Takeuchi et al. (2011) had participants in an fMRI perform three tasks in order to measure creativity, working memory and intelligence.
- S-A creativity test as a measure of creativity (Society For Creative Minds, 1969).
- Verbal n-back as a measure of working memory (Calicott et al., 1999).
- Raven's Advanced Progressive Matrix as a measure of intelligence (Raven, 1998).
They reported no association between creativity and WM performance after controlling for IQ.
To our knowledge, this is the first study to investigate the association between individual creativity and functional activity during WM. Creativity and WM performances did not correlate in this study of young healthy and cognitively intact subjects. However, congruent with our hypothesis, our findings showed that reduced TID during the WM task in the precuneus (one of the key nodes of the DMN) is associated with creativity measured by the divergent thinking test.

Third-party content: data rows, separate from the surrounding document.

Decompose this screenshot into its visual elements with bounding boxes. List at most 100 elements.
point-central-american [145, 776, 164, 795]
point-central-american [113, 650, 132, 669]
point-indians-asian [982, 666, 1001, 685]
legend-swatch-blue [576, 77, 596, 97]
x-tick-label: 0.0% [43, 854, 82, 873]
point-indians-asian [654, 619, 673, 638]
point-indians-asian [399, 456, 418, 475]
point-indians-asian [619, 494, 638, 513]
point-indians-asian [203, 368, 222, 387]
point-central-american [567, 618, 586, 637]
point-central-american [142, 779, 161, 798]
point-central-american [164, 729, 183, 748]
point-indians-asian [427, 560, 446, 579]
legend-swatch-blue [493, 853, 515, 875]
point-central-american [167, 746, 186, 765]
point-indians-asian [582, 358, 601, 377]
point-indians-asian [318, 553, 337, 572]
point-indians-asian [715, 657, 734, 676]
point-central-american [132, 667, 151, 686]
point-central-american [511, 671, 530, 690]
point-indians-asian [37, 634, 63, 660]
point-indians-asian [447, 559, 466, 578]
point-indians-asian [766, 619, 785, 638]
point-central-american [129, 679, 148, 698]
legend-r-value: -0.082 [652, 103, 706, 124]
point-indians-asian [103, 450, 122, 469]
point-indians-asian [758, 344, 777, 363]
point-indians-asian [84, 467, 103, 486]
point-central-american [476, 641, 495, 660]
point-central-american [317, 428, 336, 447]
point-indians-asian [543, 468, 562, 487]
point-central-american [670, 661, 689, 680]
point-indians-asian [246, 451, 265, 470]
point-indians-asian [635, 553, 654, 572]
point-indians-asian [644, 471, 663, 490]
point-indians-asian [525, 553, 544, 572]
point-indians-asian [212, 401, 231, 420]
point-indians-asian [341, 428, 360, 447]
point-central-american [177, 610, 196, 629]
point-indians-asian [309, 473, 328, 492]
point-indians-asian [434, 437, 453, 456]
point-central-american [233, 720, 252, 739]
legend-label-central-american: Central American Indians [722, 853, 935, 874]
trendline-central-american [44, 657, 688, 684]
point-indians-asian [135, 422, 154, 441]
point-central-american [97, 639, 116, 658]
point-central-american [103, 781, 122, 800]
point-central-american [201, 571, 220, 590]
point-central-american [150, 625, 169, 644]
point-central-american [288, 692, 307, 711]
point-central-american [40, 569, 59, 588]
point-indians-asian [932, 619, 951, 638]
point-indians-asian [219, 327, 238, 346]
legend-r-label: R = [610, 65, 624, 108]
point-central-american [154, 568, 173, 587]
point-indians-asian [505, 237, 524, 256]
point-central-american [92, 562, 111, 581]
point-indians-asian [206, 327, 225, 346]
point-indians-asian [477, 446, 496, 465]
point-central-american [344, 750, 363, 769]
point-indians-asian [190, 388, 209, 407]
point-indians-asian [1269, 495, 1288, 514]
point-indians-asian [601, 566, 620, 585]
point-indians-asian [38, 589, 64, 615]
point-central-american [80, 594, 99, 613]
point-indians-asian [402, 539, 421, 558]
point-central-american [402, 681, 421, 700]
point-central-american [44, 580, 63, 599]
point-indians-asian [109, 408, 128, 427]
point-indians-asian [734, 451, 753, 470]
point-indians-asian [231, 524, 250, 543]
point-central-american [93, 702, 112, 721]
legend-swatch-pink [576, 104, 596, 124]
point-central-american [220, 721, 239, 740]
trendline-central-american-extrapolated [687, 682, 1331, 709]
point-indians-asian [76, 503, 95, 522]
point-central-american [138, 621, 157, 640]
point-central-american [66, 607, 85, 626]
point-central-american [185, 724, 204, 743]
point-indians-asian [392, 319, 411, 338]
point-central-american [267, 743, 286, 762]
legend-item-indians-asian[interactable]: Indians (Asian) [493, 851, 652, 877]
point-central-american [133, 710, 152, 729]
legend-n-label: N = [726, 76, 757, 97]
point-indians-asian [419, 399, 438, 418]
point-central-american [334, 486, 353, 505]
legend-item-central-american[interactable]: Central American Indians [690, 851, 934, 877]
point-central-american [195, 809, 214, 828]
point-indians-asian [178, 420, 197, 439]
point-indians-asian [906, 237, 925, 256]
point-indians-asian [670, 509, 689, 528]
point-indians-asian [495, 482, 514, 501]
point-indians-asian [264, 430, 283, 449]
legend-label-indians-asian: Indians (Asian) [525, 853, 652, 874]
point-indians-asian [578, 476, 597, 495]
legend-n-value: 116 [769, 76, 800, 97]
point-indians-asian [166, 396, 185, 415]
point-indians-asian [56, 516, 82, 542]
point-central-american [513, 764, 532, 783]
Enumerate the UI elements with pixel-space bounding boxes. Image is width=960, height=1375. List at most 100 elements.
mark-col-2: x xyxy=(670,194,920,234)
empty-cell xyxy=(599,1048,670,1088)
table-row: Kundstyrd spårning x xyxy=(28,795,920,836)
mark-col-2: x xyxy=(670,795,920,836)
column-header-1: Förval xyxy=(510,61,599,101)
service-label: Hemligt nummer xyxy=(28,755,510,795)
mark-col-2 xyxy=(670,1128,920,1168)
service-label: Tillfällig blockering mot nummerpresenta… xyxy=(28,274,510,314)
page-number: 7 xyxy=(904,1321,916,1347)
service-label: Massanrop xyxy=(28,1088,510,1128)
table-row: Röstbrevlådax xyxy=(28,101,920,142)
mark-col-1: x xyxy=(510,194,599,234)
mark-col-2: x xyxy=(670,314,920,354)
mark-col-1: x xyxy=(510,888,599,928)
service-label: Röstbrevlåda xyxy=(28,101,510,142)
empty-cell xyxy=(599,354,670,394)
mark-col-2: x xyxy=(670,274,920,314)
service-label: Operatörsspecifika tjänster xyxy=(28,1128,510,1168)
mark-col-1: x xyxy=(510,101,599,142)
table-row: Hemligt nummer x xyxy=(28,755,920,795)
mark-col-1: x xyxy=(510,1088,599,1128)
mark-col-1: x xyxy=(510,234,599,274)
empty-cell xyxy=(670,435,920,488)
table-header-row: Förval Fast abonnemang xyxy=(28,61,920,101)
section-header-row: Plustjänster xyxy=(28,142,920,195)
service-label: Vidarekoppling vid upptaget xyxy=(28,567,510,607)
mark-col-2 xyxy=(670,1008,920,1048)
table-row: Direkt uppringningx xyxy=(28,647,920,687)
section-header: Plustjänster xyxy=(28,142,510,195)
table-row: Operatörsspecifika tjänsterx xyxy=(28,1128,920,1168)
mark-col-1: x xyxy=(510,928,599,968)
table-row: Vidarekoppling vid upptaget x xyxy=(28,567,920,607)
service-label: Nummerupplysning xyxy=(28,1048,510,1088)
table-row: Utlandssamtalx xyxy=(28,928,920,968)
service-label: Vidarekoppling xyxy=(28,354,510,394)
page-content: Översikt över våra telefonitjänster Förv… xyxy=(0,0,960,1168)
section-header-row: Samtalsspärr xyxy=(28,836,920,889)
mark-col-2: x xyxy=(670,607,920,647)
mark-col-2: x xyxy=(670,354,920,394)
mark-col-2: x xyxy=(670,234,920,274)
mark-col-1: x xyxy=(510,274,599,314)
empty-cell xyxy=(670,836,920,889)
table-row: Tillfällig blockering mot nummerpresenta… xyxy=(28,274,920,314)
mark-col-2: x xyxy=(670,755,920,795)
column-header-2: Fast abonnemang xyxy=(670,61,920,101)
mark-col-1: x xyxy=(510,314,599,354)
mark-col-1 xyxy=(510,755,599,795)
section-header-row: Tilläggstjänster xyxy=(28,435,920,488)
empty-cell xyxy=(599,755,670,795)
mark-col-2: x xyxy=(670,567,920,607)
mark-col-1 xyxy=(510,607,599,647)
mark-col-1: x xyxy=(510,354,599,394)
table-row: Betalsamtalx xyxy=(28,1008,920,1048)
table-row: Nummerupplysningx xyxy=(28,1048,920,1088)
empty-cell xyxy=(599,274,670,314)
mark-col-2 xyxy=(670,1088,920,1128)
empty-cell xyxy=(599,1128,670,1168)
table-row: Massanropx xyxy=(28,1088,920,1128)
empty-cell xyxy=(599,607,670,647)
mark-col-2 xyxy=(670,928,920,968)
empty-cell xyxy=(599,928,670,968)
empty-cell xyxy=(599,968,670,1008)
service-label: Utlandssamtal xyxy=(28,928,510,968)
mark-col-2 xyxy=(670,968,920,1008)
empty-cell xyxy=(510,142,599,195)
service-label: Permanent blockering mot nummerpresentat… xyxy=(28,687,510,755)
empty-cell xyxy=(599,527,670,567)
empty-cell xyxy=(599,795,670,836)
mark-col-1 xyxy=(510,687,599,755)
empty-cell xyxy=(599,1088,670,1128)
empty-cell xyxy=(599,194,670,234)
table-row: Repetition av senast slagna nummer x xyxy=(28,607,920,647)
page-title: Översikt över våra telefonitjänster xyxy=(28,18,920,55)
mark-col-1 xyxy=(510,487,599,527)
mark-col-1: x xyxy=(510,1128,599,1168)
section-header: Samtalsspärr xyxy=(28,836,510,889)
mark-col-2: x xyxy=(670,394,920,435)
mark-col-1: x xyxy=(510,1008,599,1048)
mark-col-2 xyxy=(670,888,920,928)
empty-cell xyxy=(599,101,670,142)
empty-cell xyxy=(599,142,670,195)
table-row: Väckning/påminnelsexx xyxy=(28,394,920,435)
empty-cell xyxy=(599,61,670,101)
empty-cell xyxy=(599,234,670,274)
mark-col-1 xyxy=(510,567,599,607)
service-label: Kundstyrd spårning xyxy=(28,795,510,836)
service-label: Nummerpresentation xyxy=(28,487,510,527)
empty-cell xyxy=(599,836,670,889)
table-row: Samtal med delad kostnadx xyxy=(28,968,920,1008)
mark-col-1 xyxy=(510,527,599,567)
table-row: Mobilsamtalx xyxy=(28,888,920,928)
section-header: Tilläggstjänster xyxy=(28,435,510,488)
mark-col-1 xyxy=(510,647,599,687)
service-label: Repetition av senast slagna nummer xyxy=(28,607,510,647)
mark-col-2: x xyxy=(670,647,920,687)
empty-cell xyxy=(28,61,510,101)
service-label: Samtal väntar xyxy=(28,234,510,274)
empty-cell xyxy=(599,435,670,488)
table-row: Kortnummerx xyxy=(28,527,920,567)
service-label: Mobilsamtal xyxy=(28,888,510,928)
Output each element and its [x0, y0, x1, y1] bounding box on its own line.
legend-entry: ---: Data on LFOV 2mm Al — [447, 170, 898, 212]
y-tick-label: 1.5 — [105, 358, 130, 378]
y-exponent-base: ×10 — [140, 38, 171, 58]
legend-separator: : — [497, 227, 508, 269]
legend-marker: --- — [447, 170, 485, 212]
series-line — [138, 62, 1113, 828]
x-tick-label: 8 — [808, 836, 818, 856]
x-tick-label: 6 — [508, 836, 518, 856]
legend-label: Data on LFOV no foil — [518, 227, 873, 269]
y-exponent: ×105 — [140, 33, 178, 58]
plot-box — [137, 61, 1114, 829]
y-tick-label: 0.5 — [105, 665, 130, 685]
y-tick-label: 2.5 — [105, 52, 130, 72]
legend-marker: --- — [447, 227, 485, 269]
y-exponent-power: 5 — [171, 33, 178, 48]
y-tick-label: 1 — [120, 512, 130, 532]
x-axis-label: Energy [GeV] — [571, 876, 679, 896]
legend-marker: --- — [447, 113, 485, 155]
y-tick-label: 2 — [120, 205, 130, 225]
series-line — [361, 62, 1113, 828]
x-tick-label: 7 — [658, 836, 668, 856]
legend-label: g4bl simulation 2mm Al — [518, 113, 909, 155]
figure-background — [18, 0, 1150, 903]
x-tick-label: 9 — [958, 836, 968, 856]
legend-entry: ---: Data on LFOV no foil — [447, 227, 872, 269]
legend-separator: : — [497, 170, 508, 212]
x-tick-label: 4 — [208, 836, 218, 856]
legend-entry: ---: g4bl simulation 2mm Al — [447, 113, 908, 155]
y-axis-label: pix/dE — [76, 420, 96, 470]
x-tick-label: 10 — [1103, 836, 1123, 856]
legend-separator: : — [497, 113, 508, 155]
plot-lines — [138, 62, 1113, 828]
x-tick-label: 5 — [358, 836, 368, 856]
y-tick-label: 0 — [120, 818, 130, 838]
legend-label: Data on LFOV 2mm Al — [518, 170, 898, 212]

There was no apparent evidence to suggest that performance on a WM task is associated with performance on a divergent thinking task, but the authors proposed a complex argument for the idea of creativity as "diffuse attention," which they argue may share a neural basis with WM (such that they are opponent processes). The evidence for this is indirect and seems difficult to reconcile with the concretely reported independence of WM and creativity performance, however.
References
- Callicott, J. H., Mattay, V. S., Bertolino, A., Finn, K., Coppola, R., Frank, J. A., ... & Weinberger, D. R. (1999). Physiological characteristics of capacity constraints in working memory as revealed by functional MRI. Cerebral Cortex, 9(1), 20-26.
- Raven, J. Court (1998). Manual for Raven’s progressive matrices and vocabulary scales. Oxford: Oxford Psychologists.
- Society For Creative Minds (1969). Manual of S-A Creativity Test.
Tokyo Schinri Corporation. Tokyo.
- Takeuchi, H., Taki, Y., Hashizume, H., Sassa, Y., Nagase, T., Nouchi, R., & Kawashima, R. (2011). Failing to deactivate: the association between brain activity during a working memory task and creativity. Neuroimage, 55(2), 681-687.